モデルを改良したら必ずと言って良いほどポジティブなプロモーションに繋げる日本のメーカーとの大きな違いです。
なんでそれを告知しないの?と聞いたら、なんでそれを告知する必要があるんだ?と逆に聞かれたぐらいですから😂
しかしそれを国民性の違いのひと言で終わらせるわけにはいきません。
なぜなら市場には改良によって微妙に仕様が違うモデルがいくつも存在するのにそれに関するアナウンスが無い、もしくは日本まで届いていないので、これがいわゆる “アメモンの品質のバラつき説” に繋がってしまうんです。
もちろんハンドメイド物などは本当のバラつきwがあるので全面的に否定はしませんが、アメリカンルアーのバラつきのほとんどは意図的に仕様変更したものであるということを覚えておくと、寛容に海外モノを見られるようになります。
随分話が脱線してしまったので軌道修正しましょう。
初期カラーにオリジナルサイズと同様、反射インサートを仕込んだフロリダバス(カラーコード HFB)をラインナップして二匹目のどじょうを狙っているところがいかにもアメリカですね。
ちなみにカラーもオリジナルモデルと同じ4つのカラーバリエーション(フロリダバス、レイクフォークシャッド、オキーシャッド、ブリーディングシャッド)でデビューしています。

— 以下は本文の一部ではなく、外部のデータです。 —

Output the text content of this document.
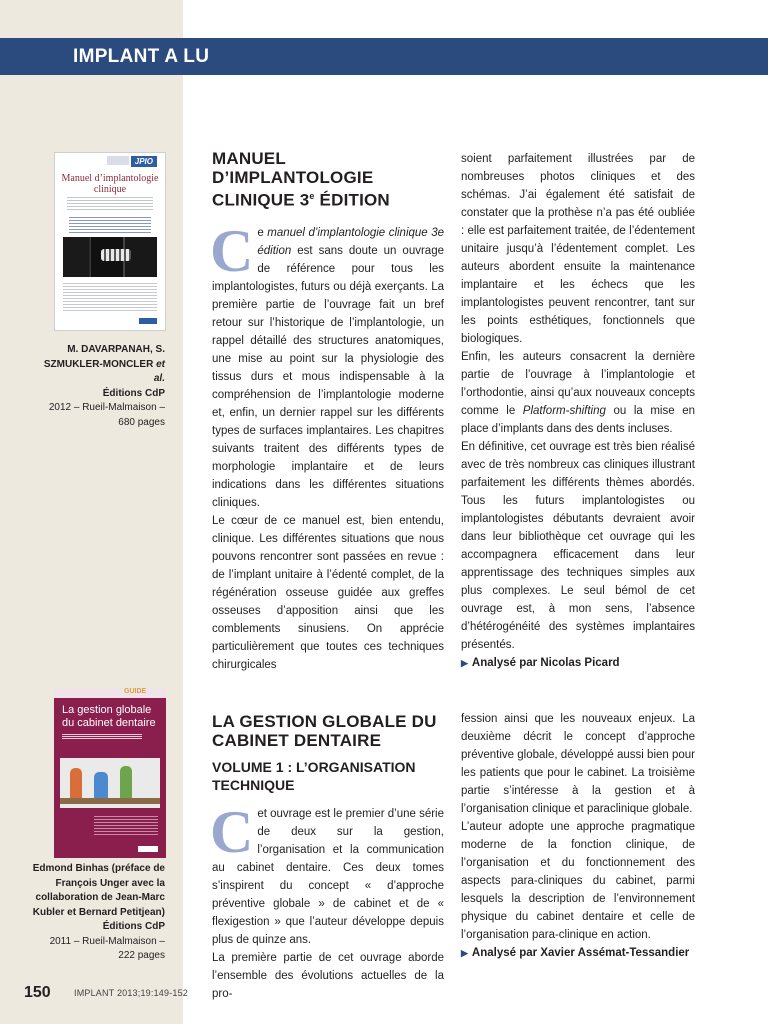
IMPLANT A LU
JPIO
Manuel d’implantologie clinique
M. DAVARPANAH, S.
SZMUKLER-MONCLER et al.
Éditions CdP
2012 – Rueil-Malmaison –
680 pages
MANUEL
D’IMPLANTOLOGIE
CLINIQUE 3e ÉDITION

Ce manuel d’implantologie clinique 3e édition est sans doute un ouvrage de référence pour tous les implantologistes, futurs ou déjà exerçants. La première partie de l’ouvrage fait un bref retour sur l’historique de l’implantologie, un rappel détaillé des structures anatomiques, une mise au point sur la physiologie des tissus durs et mous indispensable à la compréhension de l’implantologie moderne et, enfin, un dernier rappel sur les différents types de surfaces implantaires. Les chapitres suivants traitent des différents types de morphologie implantaire et de leurs indications dans les différentes situations cliniques.

Le cœur de ce manuel est, bien entendu, clinique. Les différentes situations que nous pouvons rencontrer sont passées en revue : de l’implant unitaire à l’édenté complet, de la régénération osseuse guidée aux greffes osseuses d’apposition ainsi que les comblements sinusiens. On apprécie particulièrement que toutes ces techniques chirurgicales

soient parfaitement illustrées par de nombreuses photos cliniques et des schémas. J’ai également été satisfait de constater que la prothèse n’a pas été oubliée : elle est parfaitement traitée, de l’édentement unitaire jusqu’à l’édentement complet. Les auteurs abordent ensuite la maintenance implantaire et les échecs que les implantologistes peuvent rencontrer, tant sur les points esthétiques, fonctionnels que biologiques.

Enfin, les auteurs consacrent la dernière partie de l’ouvrage à l’implantologie et l’orthodontie, ainsi qu’aux nouveaux concepts comme le Platform-shifting ou la mise en place d’implants dans des dents incluses.

En définitive, cet ouvrage est très bien réalisé avec de très nombreux cas cliniques illustrant parfaitement les différents thèmes abordés. Tous les futurs implantologistes ou implantologistes débutants devraient avoir dans leur bibliothèque cet ouvrage qui les accompagnera efficacement dans leur apprentissage des techniques simples aux plus complexes. Le seul bémol de cet ouvrage est, à mon sens, l’absence d’hétérogénéité des systèmes implantaires présentés.

▶ Analysé par Nicolas Picard

GUIDE
La gestion globale du cabinet dentaire
Edmond Binhas (préface de
François Unger avec la
collaboration de Jean-Marc
Kubler et Bernard Petitjean)
Éditions CdP
2011 – Rueil-Malmaison –
222 pages
LA GESTION GLOBALE DU CABINET DENTAIRE
VOLUME 1 : L’ORGANISATION TECHNIQUE

Cet ouvrage est le premier d’une série de deux sur la gestion, l’organisation et la communication au cabinet dentaire. Ces deux tomes s’inspirent du concept « d’approche préventive globale » de cabinet et de « flexigestion » que l’auteur développe depuis plus de quinze ans.

La première partie de cet ouvrage aborde l’ensemble des évolutions actuelles de la pro-

fession ainsi que les nouveaux enjeux. La deuxième décrit le concept d’approche préventive globale, développé aussi bien pour les patients que pour le cabinet. La troisième partie s’intéresse à la gestion et à l’organisation clinique et paraclinique globale.

L’auteur adopte une approche pragmatique moderne de la fonction clinique, de l’organisation et du fonctionnement des aspects para-cliniques du cabinet, parmi lesquels la description de l’environnement physique du cabinet dentaire et celle de l’organisation para-clinique en action.

▶ Analysé par Xavier Assémat-Tessandier

150	IMPLANT 2013;19:149-152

デフォルトで装着されていたフックは例のエクスキャリバーロテートトレブルの#4でしたが、アレはすぐ錆びる上にスペアが手に入らないので、ショートシャンク&ラウンドベンドのVMCフック#9651で代用しています。
同様のフックを何種類か試しましたが、一番ロテートフックに近いのはコレでした。
まあどのフックでもほとんど変わらんのですが、こういうしょーもないところにこだわるのがルアヲタのダメなとこですよね😂
ネームはオリジナルサイズ同様にボディの両サイドに入っていますが、こちらにはプロのサインは入っていません。
ネームヲタとしてはこっちにもオートグラフを入れて欲しかったんですが、契約とか色々ありますから仕方ないすね。
この旧モデルはかつて中古屋などでも頻繁に見られましたが、現行モールドになってから久しいので、さすがに最近では絶滅危惧種となってしまいました。
でも案外ソルトウォーターコーナーに塩水モデルがちょこんと掛かってることもあるので、気になった人は探してみるとイイかも。
立ち浮きペンシル好きなら探す価値はあると思いますぞ。